Curiosamente, el esfuerzo de contactar autores se hace y hasta donde Google dice, ha sido grande pues es una condición impuesta por tribunales estadounidenses para permitirle a la empresa digitalizar a mansalva acervos con libros provenientes de todas partes del mundo (por supuesto que México incluido), decisión que se tomará en junio de este año y que ha generado mucho expectativa, pues involucra derechos de autor repartidos en muchos países que tienen distintas disposiciones para ello.

La idea es ayudar a las bibliotecas a la indexación y digitalización del contenido que se pueda. Indexar según la ley de derecho de autor de cada país. Típicamente son libros de dominio público, la definición de dominio público es algo que tomamos muy seriamente y tenemos que calcularla de manera conforme al país de acceso de los usuarios.

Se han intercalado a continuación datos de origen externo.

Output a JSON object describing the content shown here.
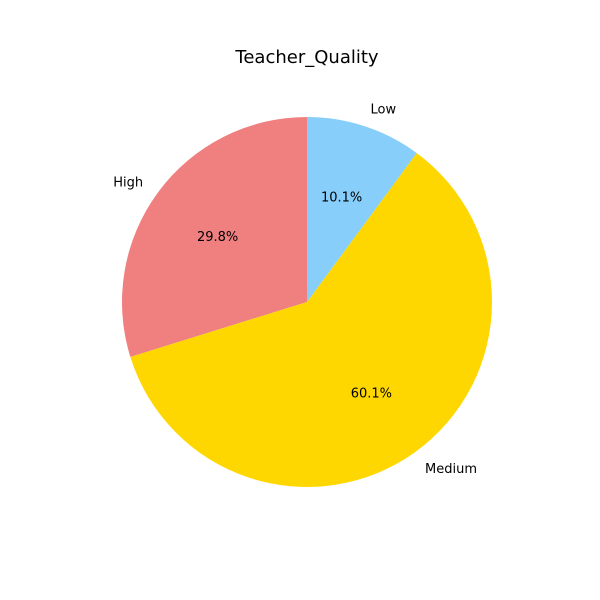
{
  "chart_data": {
    "type": "pie",
    "title": "Teacher_Quality",
    "slices": [
      {
        "label": "High",
        "value": 29.8,
        "pct_label": "29.8%",
        "color": "#F08080"
      },
      {
        "label": "Medium",
        "value": 60.1,
        "pct_label": "60.1%",
        "color": "#FFD700"
      },
      {
        "label": "Low",
        "value": 10.1,
        "pct_label": "10.1%",
        "color": "#87CEFA"
      }
    ],
    "start_angle": 90,
    "direction": "counterclockwise",
    "legend": "none"
  }
}
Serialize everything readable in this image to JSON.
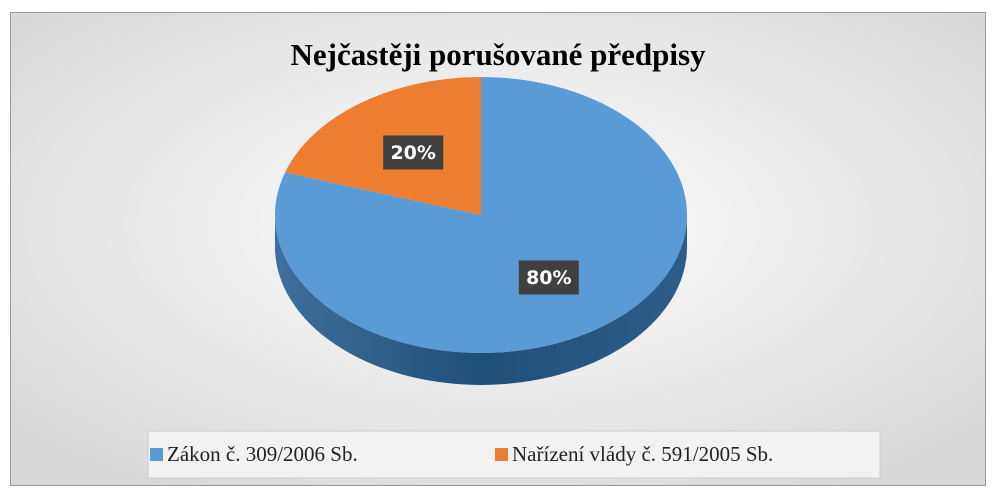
{
  "chart_data": {
    "type": "pie",
    "title": "Nejčastěji porušované předpisy",
    "categories": [
      "Zákon č. 309/2006 Sb.",
      "Nařízení vlády č. 591/2005 Sb."
    ],
    "values": [
      80,
      20
    ],
    "value_labels": [
      "80%",
      "20%"
    ],
    "colors": [
      "#5b9bd5",
      "#ed7d31"
    ],
    "legend": "bottom"
  }
}
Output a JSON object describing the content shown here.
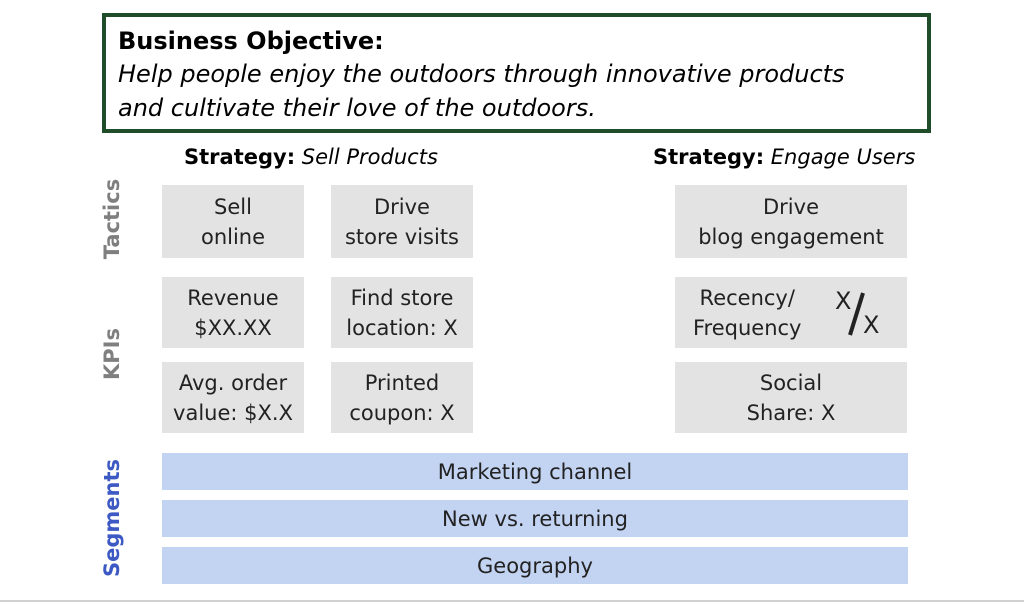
{
  "objective": {
    "heading": "Business Objective:",
    "line1": "Help people enjoy the outdoors through innovative products",
    "line2": "and cultivate their love of the outdoors."
  },
  "strategies": [
    {
      "prefix": "Strategy:",
      "name": "Sell Products"
    },
    {
      "prefix": "Strategy:",
      "name": "Engage Users"
    }
  ],
  "row_labels": {
    "tactics": "Tactics",
    "kpis": "KPIs",
    "segments": "Segments"
  },
  "tactics": {
    "sell_online": "Sell\nonline",
    "drive_store_visits": "Drive\nstore visits",
    "drive_blog": "Drive\nblog engagement"
  },
  "kpis": {
    "revenue": "Revenue\n$XX.XX",
    "find_store": "Find store\nlocation: X",
    "recency": "Recency/\nFrequency",
    "recency_fraction": {
      "numerator": "X",
      "denominator": "X"
    },
    "avg_order": "Avg. order\nvalue: $X.X",
    "coupon": "Printed\ncoupon: X",
    "social": "Social\nShare: X"
  },
  "segments": [
    "Marketing channel",
    "New vs. returning",
    "Geography"
  ],
  "colors": {
    "objective_border": "#1f4d2a",
    "box_gray": "#e3e3e3",
    "segment_blue": "#c3d3f2",
    "segment_label": "#3d59c3",
    "row_label_gray": "#7f7f7f"
  }
}
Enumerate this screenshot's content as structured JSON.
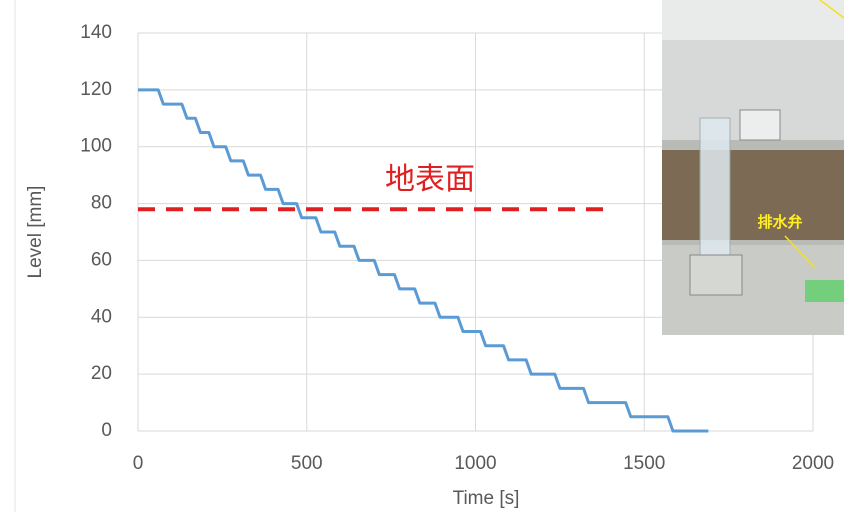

El problema es que pese a que Google dice estar poniendo mucha atención en este punto, su tarea de dar aviso a dueños de obras no ha sido todo lo grande que se esperaría, siendo que muchos, con toda seguridad, no hemos visto ni un anuncio al respecto.

La labor no se vislumbra como algo completamente altruista, se prevé que pueda ser incluida publicidad de por medio, resultando pues en ganancias para Google en detrimento de los autores, sobre todo extranjeros, que no estén siquiera enterados de lo que sucede con el proceso de digitalización en Estados Unidos.